On our fridge, we have these rules from one of his books:
Eat food. Not too much. Mostly plants.
And our own addition: Eat seasonal food. Eat regional food.

Have you read "How to change your mind?" by Michael Pollan? I read it on the 33 hrs flights back from NZ last year. It did change my mind, somewhat.

am said...

Always good to hear from you, Robin!

Sabine -- I haven't read How to Change your Mind but will look into it. My few experiences with psychedelics were mixed to terrifying. My psyche did not react well to marijuana. I experienced extreme paranoia.

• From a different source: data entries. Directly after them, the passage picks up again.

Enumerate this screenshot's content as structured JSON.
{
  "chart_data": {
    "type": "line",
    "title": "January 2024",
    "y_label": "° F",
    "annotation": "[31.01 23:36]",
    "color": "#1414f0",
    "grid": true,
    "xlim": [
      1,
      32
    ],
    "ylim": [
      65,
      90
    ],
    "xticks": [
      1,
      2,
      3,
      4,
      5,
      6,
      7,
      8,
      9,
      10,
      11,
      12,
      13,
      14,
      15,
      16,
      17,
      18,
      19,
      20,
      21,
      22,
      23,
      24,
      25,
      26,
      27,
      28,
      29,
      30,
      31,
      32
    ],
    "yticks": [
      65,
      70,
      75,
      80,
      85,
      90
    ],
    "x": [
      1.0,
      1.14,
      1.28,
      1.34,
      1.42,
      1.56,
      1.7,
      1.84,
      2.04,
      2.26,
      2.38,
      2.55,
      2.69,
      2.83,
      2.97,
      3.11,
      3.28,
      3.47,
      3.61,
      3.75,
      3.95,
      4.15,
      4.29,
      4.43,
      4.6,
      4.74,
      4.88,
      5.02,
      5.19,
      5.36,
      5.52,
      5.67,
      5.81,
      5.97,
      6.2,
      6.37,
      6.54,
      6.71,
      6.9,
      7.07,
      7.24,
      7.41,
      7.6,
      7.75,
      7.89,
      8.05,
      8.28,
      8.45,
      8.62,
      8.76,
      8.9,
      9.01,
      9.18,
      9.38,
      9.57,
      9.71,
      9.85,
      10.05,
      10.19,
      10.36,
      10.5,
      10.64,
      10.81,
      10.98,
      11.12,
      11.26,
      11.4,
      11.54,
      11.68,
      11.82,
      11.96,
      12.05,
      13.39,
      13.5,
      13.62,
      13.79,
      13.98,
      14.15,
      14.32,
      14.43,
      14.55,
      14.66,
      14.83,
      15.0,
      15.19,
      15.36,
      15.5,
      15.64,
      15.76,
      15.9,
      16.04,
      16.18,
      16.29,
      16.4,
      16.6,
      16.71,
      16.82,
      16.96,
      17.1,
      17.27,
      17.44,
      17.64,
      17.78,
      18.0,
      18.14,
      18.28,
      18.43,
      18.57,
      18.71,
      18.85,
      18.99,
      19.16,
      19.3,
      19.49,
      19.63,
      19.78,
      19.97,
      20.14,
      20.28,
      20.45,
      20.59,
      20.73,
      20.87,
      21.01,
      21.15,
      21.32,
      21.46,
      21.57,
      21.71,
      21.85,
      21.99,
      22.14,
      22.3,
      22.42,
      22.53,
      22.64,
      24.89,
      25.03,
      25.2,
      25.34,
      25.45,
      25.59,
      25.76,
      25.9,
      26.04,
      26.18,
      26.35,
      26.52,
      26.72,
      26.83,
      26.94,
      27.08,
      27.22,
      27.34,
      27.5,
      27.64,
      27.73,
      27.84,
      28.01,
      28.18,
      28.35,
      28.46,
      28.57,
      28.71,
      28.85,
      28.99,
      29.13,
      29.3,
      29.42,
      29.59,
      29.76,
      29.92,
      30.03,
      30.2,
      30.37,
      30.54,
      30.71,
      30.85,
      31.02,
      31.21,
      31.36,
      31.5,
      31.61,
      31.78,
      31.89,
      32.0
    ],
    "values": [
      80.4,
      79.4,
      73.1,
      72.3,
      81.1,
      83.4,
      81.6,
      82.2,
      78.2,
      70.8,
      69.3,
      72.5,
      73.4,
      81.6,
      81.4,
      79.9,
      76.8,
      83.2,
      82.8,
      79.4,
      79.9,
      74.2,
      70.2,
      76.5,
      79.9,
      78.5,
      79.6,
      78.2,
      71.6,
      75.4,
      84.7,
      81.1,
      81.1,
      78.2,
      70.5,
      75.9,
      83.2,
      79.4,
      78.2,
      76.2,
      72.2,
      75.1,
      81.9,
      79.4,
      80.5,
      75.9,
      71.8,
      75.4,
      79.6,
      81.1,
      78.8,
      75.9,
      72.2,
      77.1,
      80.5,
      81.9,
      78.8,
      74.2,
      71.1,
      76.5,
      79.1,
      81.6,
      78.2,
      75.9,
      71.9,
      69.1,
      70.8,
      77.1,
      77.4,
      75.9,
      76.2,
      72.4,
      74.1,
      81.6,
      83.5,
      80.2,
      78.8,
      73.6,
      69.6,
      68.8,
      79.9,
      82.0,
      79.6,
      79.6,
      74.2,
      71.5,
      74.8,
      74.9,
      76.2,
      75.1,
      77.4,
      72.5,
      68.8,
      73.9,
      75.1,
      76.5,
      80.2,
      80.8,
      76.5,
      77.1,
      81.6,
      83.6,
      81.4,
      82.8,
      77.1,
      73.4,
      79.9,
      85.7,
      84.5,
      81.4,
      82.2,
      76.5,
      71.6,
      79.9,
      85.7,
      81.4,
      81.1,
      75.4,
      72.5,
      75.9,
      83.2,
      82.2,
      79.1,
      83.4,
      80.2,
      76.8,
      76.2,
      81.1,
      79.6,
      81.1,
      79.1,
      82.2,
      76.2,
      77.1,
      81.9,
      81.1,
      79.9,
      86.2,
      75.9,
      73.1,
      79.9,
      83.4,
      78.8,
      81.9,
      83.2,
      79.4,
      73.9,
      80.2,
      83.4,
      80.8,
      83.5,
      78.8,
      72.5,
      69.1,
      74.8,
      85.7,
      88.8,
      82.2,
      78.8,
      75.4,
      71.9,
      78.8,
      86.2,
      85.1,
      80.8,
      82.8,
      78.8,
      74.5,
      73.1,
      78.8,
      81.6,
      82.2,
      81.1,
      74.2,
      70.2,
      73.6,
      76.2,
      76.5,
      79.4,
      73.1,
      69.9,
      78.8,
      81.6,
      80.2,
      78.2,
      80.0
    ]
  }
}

The only completely positive experience of that sort was when I was in my early 30s and was given some psilocybin mushrooms that had been gathered locally. I ingested them during a day that I knew I could be alone and comfortable at home. It was a lovely experience and yet I felt no desire to repeat the experience. That was during the years when my eating disorder was at its worst. Maybe that psilocybin experience changed my mind for the better. It was not long after the psilocybin experience that I entered an extremely creative period in my life, left the bad marriage I had made, and began recovering from alcoholism.

Who knows???

I've put Michael Pollan's book on hold at our public library and am curious to see what he has to say.

Sabine said...

There is a follow up book, This is your mind on plants, which has an interesting section on caffeine.

37paddington said...

This is a stunning post. I think you may have cracked open something for me. I had no idea alcoholism could manifest in that way, and I think I should pick up that book. Merry Christmas, friend. Life is such a complicated school.